PRIMEIRO FIO BIODEGRADÁVEL DO MUNDO

A Rhodia, empresa do grupo Solvay, lançou em parceria com o estilista Ronaldo Fraga, durante seu desfile na São Paulo Fashion Week, o primeiro fio biodegradável do mundo. O Amni Soul Eco, fio de poliamida 6.6, desintegra-se 50% em pouco mais de um ano dentro de aterros sanitários. As peças foram confeccionadas com malhas exclusivas da tecelagem Santaconstancia, com lançamento comercial previsto para maio. “Este lançamento é um compromisso da Rhodia com o planeta e a indústria têxtil. A fibra de poliamida, em média, demora décadas para se decompor. Com esse lançamento, o tempo diminui para menos de três anos. É uma evolução enorme para a indústria e, assim, cumprimos nosso papel com a natureza e com as futuras gerações”, afirma Francisco Ferraroli, presidente da área global de negócios Fibras, do grupo Solvay.

CONSCIÊNCIA ECOLÓGICA

Criada em 2007 pelas irmãs e sócias Silvia e Renata Drummond, a Ecow tem peças exclusivas com foco em sustentabilidade. A maior parte dos tecidos utilizados é de reaproveitamento e a produção é baseada na reutilização e na reciclagem.

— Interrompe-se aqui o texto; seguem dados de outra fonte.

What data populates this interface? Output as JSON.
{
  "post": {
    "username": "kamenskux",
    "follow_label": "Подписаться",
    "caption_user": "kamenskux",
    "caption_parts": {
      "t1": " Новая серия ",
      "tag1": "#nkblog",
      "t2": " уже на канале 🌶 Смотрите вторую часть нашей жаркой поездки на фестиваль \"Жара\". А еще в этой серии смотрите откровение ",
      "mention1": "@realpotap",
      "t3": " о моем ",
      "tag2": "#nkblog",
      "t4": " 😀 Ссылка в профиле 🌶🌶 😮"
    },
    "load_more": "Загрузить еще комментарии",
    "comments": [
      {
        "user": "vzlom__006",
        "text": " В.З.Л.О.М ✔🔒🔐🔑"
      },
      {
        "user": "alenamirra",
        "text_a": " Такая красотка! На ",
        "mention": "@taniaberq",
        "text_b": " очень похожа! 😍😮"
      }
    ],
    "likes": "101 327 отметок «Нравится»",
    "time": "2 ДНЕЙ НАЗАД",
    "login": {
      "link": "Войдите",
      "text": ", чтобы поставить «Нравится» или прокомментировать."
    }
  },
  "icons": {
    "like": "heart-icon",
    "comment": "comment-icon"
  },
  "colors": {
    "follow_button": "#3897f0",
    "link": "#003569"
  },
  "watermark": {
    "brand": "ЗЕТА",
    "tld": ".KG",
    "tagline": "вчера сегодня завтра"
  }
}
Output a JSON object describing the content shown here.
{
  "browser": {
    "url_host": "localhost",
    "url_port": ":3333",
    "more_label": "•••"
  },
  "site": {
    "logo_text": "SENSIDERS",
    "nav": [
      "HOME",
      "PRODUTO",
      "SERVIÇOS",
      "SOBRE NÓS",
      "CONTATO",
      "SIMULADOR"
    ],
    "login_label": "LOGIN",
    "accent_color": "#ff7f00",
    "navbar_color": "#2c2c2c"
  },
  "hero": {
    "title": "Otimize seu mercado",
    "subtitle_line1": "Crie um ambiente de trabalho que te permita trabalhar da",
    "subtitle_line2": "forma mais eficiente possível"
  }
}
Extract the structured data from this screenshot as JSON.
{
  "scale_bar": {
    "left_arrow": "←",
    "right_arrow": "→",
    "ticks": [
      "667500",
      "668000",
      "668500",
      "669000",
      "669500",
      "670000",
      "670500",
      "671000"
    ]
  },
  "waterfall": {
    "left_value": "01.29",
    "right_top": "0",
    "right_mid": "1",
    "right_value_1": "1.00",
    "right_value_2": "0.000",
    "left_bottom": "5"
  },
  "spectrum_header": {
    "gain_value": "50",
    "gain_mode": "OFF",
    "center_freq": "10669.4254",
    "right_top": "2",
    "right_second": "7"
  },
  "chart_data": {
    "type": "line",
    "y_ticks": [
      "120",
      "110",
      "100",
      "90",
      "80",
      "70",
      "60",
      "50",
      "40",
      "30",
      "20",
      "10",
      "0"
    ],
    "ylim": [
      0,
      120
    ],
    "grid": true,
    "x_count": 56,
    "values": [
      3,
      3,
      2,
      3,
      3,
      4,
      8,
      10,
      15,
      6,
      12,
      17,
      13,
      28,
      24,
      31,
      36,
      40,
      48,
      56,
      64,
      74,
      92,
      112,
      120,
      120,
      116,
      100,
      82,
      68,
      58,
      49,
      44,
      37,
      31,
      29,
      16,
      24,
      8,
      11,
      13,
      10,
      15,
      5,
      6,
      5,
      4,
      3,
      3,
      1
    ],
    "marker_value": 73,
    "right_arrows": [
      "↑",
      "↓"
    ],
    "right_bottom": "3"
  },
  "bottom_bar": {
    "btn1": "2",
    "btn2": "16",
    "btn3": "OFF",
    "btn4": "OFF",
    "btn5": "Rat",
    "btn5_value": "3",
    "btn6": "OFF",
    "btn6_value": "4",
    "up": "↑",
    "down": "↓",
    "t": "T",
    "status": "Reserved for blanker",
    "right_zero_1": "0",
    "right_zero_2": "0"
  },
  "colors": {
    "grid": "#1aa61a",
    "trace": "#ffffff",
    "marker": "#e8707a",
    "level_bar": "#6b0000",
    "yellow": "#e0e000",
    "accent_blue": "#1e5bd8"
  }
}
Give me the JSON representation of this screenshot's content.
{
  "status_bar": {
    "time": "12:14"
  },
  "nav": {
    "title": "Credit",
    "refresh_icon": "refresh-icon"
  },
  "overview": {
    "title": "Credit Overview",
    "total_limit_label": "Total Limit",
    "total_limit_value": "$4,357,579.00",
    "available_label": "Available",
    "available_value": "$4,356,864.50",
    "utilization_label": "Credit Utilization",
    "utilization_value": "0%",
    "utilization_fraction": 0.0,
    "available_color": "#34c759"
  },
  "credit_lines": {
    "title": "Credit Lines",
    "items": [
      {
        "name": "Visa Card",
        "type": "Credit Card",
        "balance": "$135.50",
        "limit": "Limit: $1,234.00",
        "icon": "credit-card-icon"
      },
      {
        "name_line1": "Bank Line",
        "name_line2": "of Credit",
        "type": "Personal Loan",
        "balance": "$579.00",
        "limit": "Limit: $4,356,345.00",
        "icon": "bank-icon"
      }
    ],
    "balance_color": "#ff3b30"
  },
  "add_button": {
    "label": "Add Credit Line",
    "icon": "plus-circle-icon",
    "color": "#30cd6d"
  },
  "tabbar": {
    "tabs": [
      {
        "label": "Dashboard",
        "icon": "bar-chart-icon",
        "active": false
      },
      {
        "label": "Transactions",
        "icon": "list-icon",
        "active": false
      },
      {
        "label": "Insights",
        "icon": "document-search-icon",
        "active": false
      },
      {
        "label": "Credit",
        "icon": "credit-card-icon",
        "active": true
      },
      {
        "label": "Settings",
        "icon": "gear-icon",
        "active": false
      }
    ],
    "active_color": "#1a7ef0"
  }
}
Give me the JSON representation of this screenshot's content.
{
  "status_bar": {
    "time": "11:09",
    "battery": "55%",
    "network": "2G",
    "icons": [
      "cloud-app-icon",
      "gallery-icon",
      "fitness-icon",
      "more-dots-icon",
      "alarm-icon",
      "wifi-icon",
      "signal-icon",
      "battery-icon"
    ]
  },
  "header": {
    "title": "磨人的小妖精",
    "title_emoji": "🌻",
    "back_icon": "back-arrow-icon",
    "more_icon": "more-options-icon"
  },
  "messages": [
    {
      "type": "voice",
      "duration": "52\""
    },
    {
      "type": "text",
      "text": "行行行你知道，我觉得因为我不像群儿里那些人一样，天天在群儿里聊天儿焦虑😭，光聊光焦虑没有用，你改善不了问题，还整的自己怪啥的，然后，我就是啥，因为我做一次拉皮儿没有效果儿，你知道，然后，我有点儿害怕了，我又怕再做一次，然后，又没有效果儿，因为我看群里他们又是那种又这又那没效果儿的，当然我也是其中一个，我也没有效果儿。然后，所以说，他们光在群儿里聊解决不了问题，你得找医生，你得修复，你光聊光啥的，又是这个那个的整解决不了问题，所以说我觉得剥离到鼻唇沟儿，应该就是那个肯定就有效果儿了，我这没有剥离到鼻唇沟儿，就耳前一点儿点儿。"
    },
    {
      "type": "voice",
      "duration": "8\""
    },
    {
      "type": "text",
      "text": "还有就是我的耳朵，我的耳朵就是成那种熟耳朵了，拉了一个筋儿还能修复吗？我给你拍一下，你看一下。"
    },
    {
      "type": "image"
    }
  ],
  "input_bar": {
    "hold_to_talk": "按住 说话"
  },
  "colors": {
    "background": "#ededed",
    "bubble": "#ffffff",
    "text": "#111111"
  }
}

A grife estimula o trabalho artístico por meio do grupo de bordadeiras de Minas Gerais que fazem os acabamentos e os bordados da Ecow. A marca possui lojas em Belo Horizonte, no bairro Savassi, e acaba de inaugurar uma unidade em São Paulo, na Galeria Ouro Fino.

PROJETO RETALHO FASHION

No dia 24 de abril, Alfredo Bonduki, presidente do Sinditêxtil-SP, e Simão Pedro, secretário municipal de Serviços, assinaram o Protocolo de Intenções de Implantação do Projeto Retalho Fashion. Criado em julho de 2012, o projeto tem como objetivo a retirada de 2 toneladas de resíduos têxteis por catadores, principalmente nos bairros do Brás e Bom Retiro, e sua transformação em fios em um galpão que será cedido pela prefeitura de São Paulo. O projeto é inédito e tem o apoio do Senai-SP, da Câmara de Dirigentes Lojistas do Bom Retiro (CDL Bom Retiro) e da Associação de Lojistas do Brás (Alobrás).